What I’m watching: you’ll have to check my Facebook page to find outDate: 9/20/2022 I’ve written about film for The Valley Advocate and The Westfield News. I’ve freelanced for Video Watchdog magazine. I co-owned, edited and was the primary writer for two nationally distributed magazines about animation, first Animato! and then Animation Planet. I taught film courses at Western New England University. I’ve had the pleasure of interviewing many actors, directors and producers during my time in print and when I was on WREB radio in Holyoke.
I’ve been a very lucky film fan.
For the past 20 or so years, I’ve done a column for this newspaper. And now that chapter in my life and career is over. While I won’t be writing for a print publication, I will be putting reviews up on my Facebook page (https://www.facebook.com/gmichael.dobbs).
Matt Conway will be taking my place with these duties. He is a knowledgeable film guy. I’m sure you will like his take on movies.
I’ve appreciated the comments I’ve received over the years and have been happy to write about a medium that has been a major part of my life since junior high school.
One question posed to me over the years is what my favorite movie is. I can’t answer that query because I can’t just pick one. I thought I would end this column with my essential films, ones that I revisit time and time again.
In no particular order:
The works of animation legend Max Fleischer, who produced the Popeye, Betty Boop, and Superman cartoons, among many others. Subscribe to the Fleischer Studio channel on YouTube to see some of the best.
I love other animation as well, such as the classic Warner Brothers shorts with Bugs and Daffy, as well as the cartoons made by Tex Avery at MGM in the 1940s.
The silent films of Buster Keaton – with time, his silent comedies have shown they were among the most innovative movies ever made. Keaton was an amazing comic and filmmaker.
“The Big Lebowski,” “Miller’s Crossing,” “Blood Simple,” and “O Brother, Where Art Thou?” are among my favorite Coen Brothers movies.
John Ford’s “She Wore a Yellow Ribbon,” “The Man who Shot Liberty Valance,” “Grapes of Wrath,” “Stagecoach” and “My Darling Clementine” are all marvelous.
Orson Welles has been a hero, a flawed hero, but a hero nonetheless, of mine for years. “Citizen Kane,” “The Stranger,” “Touch of Evil” and “Chimes at Midnight” are amazing films. Welles was perhaps his own worst enemy but he deserved better than what the film industry gave him.
I will sit through almost anything with James Cagney, Humphrey Bogart and Edward G. Robinson. In fact, if a movie was made by Warner Brothers in the 1930s and ’40s, I will watch it, although “The Maltese Falcon,” “Five Star Final,” “Yankee Doodle Dandy,” “Footlight Parade,” “Casablanca,” “Wild Boys of the Road” and “42nd Street” are go-to movies for me.
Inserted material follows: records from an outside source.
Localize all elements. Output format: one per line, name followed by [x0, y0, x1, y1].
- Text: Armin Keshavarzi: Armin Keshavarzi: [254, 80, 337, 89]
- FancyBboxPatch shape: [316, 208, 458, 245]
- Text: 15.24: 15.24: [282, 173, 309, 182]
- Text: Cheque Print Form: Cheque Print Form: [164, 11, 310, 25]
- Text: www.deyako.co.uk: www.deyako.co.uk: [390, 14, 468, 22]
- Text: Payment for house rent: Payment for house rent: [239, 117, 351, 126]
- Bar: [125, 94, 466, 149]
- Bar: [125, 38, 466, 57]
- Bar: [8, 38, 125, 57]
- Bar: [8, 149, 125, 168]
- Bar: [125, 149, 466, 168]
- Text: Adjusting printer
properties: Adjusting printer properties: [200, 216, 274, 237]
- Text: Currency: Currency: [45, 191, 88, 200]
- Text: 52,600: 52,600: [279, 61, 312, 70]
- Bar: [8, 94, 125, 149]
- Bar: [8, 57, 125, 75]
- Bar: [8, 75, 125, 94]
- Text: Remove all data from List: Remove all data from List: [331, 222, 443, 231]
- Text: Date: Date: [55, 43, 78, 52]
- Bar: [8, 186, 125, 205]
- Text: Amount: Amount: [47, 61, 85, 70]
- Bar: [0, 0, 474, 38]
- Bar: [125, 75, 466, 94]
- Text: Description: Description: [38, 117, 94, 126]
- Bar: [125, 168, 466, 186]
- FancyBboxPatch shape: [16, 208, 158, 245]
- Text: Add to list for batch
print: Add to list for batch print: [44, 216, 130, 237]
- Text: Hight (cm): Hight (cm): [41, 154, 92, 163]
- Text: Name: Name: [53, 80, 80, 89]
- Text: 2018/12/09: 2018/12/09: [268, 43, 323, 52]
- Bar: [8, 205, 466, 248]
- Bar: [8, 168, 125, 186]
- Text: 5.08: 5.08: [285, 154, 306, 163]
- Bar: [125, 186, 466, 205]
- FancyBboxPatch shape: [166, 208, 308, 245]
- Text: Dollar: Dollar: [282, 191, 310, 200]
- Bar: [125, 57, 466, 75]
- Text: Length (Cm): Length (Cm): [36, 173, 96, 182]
Horror films are what attracted me to film. I was deathly afraid of them as kid and decided to rid myself of this fear. The best way was to watch them, and I fell in love. Boris Karloff, Bela Lugosi, Lon Chaney Jr., Christopher Lee, Peter Cushing and Vincent Price, all led me not just to horror films, but to other films in which they performed. I’m very lucky, as I met Cushing, asked a question to Lee and interviewed Price, a high point in my career and life.
“Bride of Frankenstein,” “The Devil’s Bride,” “The Wolfman,” “The Mummy,” “The Horror of Dracula,” “White Zombie” are all great.
Anything made by Republic Studios is worth my time. The studio produced a wide variety of low-budget films but did so with such style and competence they didn’t look low budget. The studio excelled in westerns and serials. In fact, they made the single best chapter play ever made, “The Adventures of Captain Marvel.” Their films are worth discovering.
I love comedy and The Marx Brothers, Laurel and Hardy, Abbott and Costello and The Three Stooges are aces to me. My absolute favorite is W.C. Fields, though. He was a towering figure in comedy, crafting a unique persona.
“Big Trouble in Little China,” “Metropolis” “The Rocketeer” and “Buckeroo Banzai” are films that if I see them on TV, I must watch them.
And this listing is not complete. Did I mention my love for documentaries? How about how much I love director Fritz Lang? And movies from Hong Kong?
I know I forgot other titles.
I hope you go to the theater to see films and buy actual physical media of the movies you love. Be open to different kinds of film experiences: subtitled foreign films, low-budget movies, silent movies and movies about which you know nothing. Be adventurous and enjoy the show.